Announcing ‘SAVE THE CLOCKTOWER: The Imagined Geographies of Hill Valley, CA, 1885 – 2015’

“History is going to change.”

I remember watching Back to the Future once during my sophomore year of college. My friends and I got into a serious discussion of why Marty McFly would have totally hung out with us if he hadn’t been merely a culturally iconic character played onscreen by Canadian actor (and cultural icon himself) Michael J. Fox. Marty was the perfect 80’s comedy/adventure protagonist; he was respectable, respectful, witty, good on a skateboard, and blessed with self-control during an era of Reaganist excess. Given Marty’s kid-next-door appeal, he was still iconoclastic and curious enough to both front a “too loud for school” rock band named after a Ramones song and to form a close personal friendship with an eccentric elderly scientist obsessed with time travel.

I didn’t completely realize it as a teenager, but the Back to the Future trilogy was a worldwide phenomenon. As Fox mentioned in an interview on a documentary included with the trilogy’s DVD set re-release in 2004, who wouldn’t want to go back in time and be able to meet their parents when they were their own age? This trigger set off a cultural earthquake that is still shaking 28 years later, replete with active fan clubs, the now-universal equation of a horrible, cocaine-affiliated car with the supernatural idea of time travel, and new referential material appearing in various corners of the internet about the trilogy on a literally daily basis.

The trilogy’s depiction of Hill Valley, CA and the fictional town’s development over the course of the four distinct time periods in which the films take place (five, if you count an alternate, Philip K. Dick-level dystopian future represented in the dark second film), is strikingly similar to the appeals of Marty McFly and time travel itself. It represents an ideal landscape to act as canvas for these fantasies: a mid-size, functional California community with an oxymoronic name that carries the positivities, shortcomings, and synthetic realisms that formulate the prototypical Everytown, USA as far as the 80’s were concerned.

Via toplessrobot.com. Map of Hill Valley, 1885 based on geographic (re)constructions of the third movie.

The geographic ramifications run deep.
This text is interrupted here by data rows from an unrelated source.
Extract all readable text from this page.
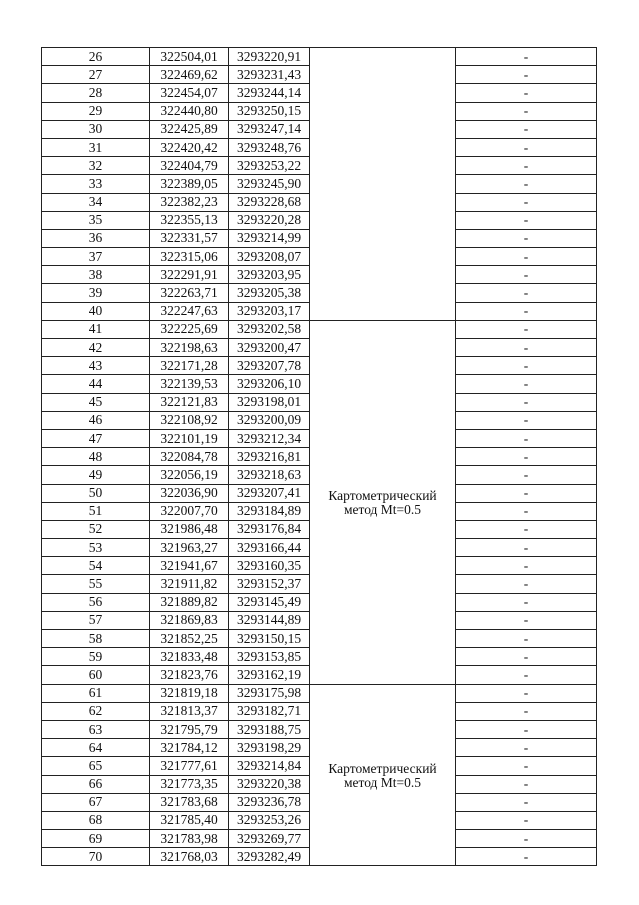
26	322504,01	3293220,91		-
27	322469,62	3293231,43		-
28	322454,07	3293244,14		-
29	322440,80	3293250,15		-
30	322425,89	3293247,14		-
31	322420,42	3293248,76		-
32	322404,79	3293253,22		-
33	322389,05	3293245,90		-
34	322382,23	3293228,68		-
35	322355,13	3293220,28		-
36	322331,57	3293214,99		-
37	322315,06	3293208,07		-
38	322291,91	3293203,95		-
39	322263,71	3293205,38		-
40	322247,63	3293203,17		-
41	322225,69	3293202,58	Картометрический
метод Mt=0.5	-
42	322198,63	3293200,47		-
43	322171,28	3293207,78		-
44	322139,53	3293206,10		-
45	322121,83	3293198,01		-
46	322108,92	3293200,09		-
47	322101,19	3293212,34		-
48	322084,78	3293216,81		-
49	322056,19	3293218,63		-
50	322036,90	3293207,41		-
51	322007,70	3293184,89		-
52	321986,48	3293176,84		-
53	321963,27	3293166,44		-
54	321941,67	3293160,35		-
55	321911,82	3293152,37		-
56	321889,82	3293145,49		-
57	321869,83	3293144,89		-
58	321852,25	3293150,15		-
59	321833,48	3293153,85		-
60	321823,76	3293162,19		-
61	321819,18	3293175,98	Картометрический
метод Mt=0.5	-
62	321813,37	3293182,71		-
63	321795,79	3293188,75		-
64	321784,12	3293198,29		-
65	321777,61	3293214,84		-
66	321773,35	3293220,38		-
67	321783,68	3293236,78		-
68	321785,40	3293253,26		-
69	321783,98	3293269,77		-
70	321768,03	3293282,49		-
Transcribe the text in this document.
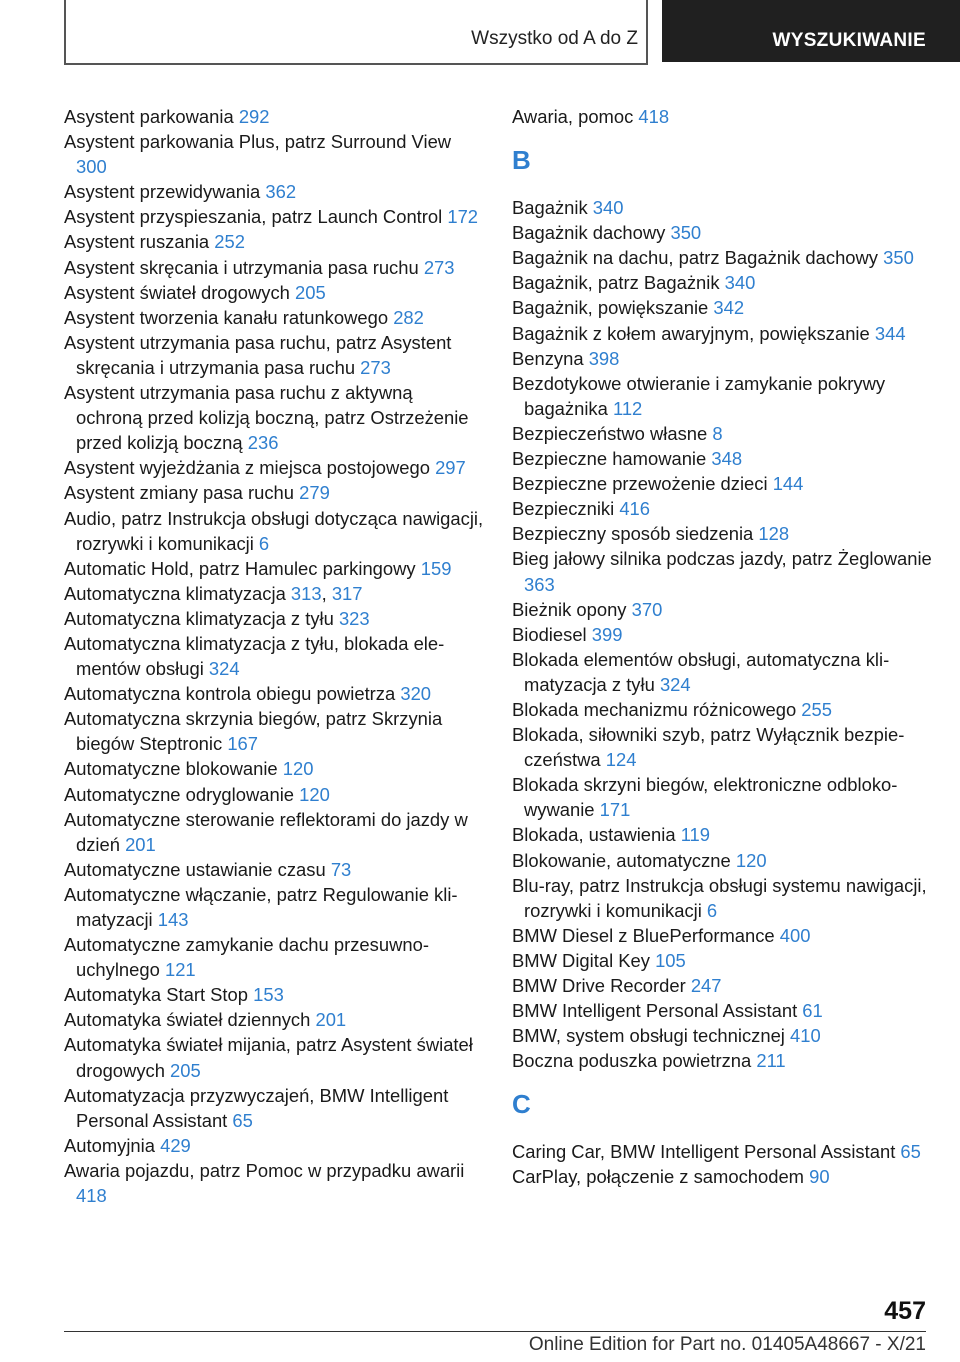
Wszystko od A do Z	WYSZUKIWANIE

Asystent parkowania 292

Asystent parkowania Plus, patrz Surround View 300

Asystent przewidywania 362

Asystent przyspieszania, patrz Launch Control 172

Asystent ruszania 252

Asystent skręcania i utrzymania pasa ruchu 273

Asystent świateł drogowych 205

Asystent tworzenia kanału ratunkowego 282

Asystent utrzymania pasa ruchu, patrz Asystent skręcania i utrzymania pasa ruchu 273

Asystent utrzymania pasa ruchu z aktywną ochroną przed kolizją boczną, patrz Ostrzeżenie przed kolizją boczną 236

Asystent wyjeżdżania z miejsca postojowego 297

Asystent zmiany pasa ruchu 279

Audio, patrz Instrukcja obsługi dotycząca nawigacji, rozrywki i komunikacji 6

Automatic Hold, patrz Hamulec parkingowy 159

Automatyczna klimatyzacja 313, 317

Automatyczna klimatyzacja z tyłu 323

Automatyczna klimatyzacja z tyłu, blokada elementów obsługi 324

Automatyczna kontrola obiegu powietrza 320

Automatyczna skrzynia biegów, patrz Skrzynia biegów Steptronic 167

Automatyczne blokowanie 120

Automatyczne odryglowanie 120

Automatyczne sterowanie reflektorami do jazdy w dzień 201

Automatyczne ustawianie czasu 73

Automatyczne włączanie, patrz Regulowanie klimatyzacji 143

Automatyczne zamykanie dachu przesuwnouchylnego 121

Automatyka Start Stop 153

Automatyka świateł dziennych 201

Automatyka świateł mijania, patrz Asystent świateł drogowych 205

Automatyzacja przyzwyczajeń, BMW Intelligent Personal Assistant 65

Automyjnia 429

Awaria pojazdu, patrz Pomoc w przypadku awarii 418

Awaria, pomoc 418

B

Bagażnik 340

Bagażnik dachowy 350

Bagażnik na dachu, patrz Bagażnik dachowy 350

Bagażnik, patrz Bagażnik 340

Bagażnik, powiększanie 342

Bagażnik z kołem awaryjnym, powiększanie 344

Benzyna 398

Bezdotykowe otwieranie i zamykanie pokrywy bagażnika 112

Bezpieczeństwo własne 8

Bezpieczne hamowanie 348

Bezpieczne przewożenie dzieci 144

Bezpieczniki 416

Bezpieczny sposób siedzenia 128

Bieg jałowy silnika podczas jazdy, patrz Żeglowanie 363

Bieżnik opony 370

Biodiesel 399

Blokada elementów obsługi, automatyczna klimatyzacja z tyłu 324

Blokada mechanizmu różnicowego 255

Blokada, siłowniki szyb, patrz Wyłącznik bezpieczeństwa 124

Blokada skrzyni biegów, elektroniczne odblokowywanie 171

Blokada, ustawienia 119

Blokowanie, automatyczne 120

Blu-ray, patrz Instrukcja obsługi systemu nawigacji, rozrywki i komunikacji 6

BMW Diesel z BluePerformance 400

BMW Digital Key 105

BMW Drive Recorder 247

BMW Intelligent Personal Assistant 61

BMW, system obsługi technicznej 410

Boczna poduszka powietrzna 211

C

Caring Car, BMW Intelligent Personal Assistant 65

CarPlay, połączenie z samochodem 90

457
Online Edition for Part no. 01405A48667 - X/21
Tim Cresswell, the noted British spatial theorist, once wrote how “even a totally imaginary place has an imaginary form in order to make it place-like.” So has Hill Valley developed such a tangible reality over the past three decades. Everything established across the three films, animated series, video game spinoffs/mods, and assorted feature stories about these items flies off the tongue pretty easily: the clock tower, the Twin Pines Mall, Hill Valley High, Biff’s Pleasure Palace, and more. I started wondering about how geographers would treat this subject about six months ago, but I hesitated to publicly post anything on social media. This wasn’t because I was afraid anybody would steal my idea; I was afraid that it would look silly, or people would just miss the point.

In came my good friends and colleagues, Teresa “Tree” Anderson-Sharma and David “Inky” Schwartz. The subject of geographic publishing came up amid an afternoon in San Pedro, so I decided to spill this idea I’d had swimming around my brain for the last half of 2012. Surely enough, they loved the idea, and a coalition was immediately born. Today, we are proud to announce that we are officially working on a collection of peer-reviewed essays on the imagined geographies of Hill Valley, CA!

This collection will cover diverse topics including (but not limited to; the list keeps growing): emotional and gender-based geographies of “rhythmic ceremonial rituals” (dance), geopolitical conceptions of the story (Libyan nationals on US soil), the evolution of the subdivision (Lyon Estates), the international consumption of the trilogy (Fox once got called “Marty McFly” by a pack of monks in Bhutan), and the course of urban planning surrounding the town’s iconic clock tower.

And, here’s your CFP: If you are a geographer who loves Back to the Future and would like to get involved either in writing or editing/reviewing, please drop us a line. We would love to hear from you. The  provisional release date is (you guessed it) 2015, and we are excited to launch this proposal into the AAG meeting in Los Angeles and the CGS meeting in San Luis Obispo next month.

In the meantime, please follow us on Facebook, Twitter, and our website, where we’ll be posting more information as it becomes available. We’ll also be discussing this book today on The Casual Geographer at 3pm PT on KBeach or 88.1FM-HD3 if you’re in the Long Beach area. I’ll do my best to keep this site updated as well. I suppose being the lead editor entails some of that responsibility. We know that the publishing process takes a long time and hard work, but those challenges didn’t stop Dr. Emmett Brown from making his trauma-induced vision of the Flux Capacitor a reality, and it shouldn’t stop us, either. As the man always said, “If you put your mind to it, you can accomplish anything.”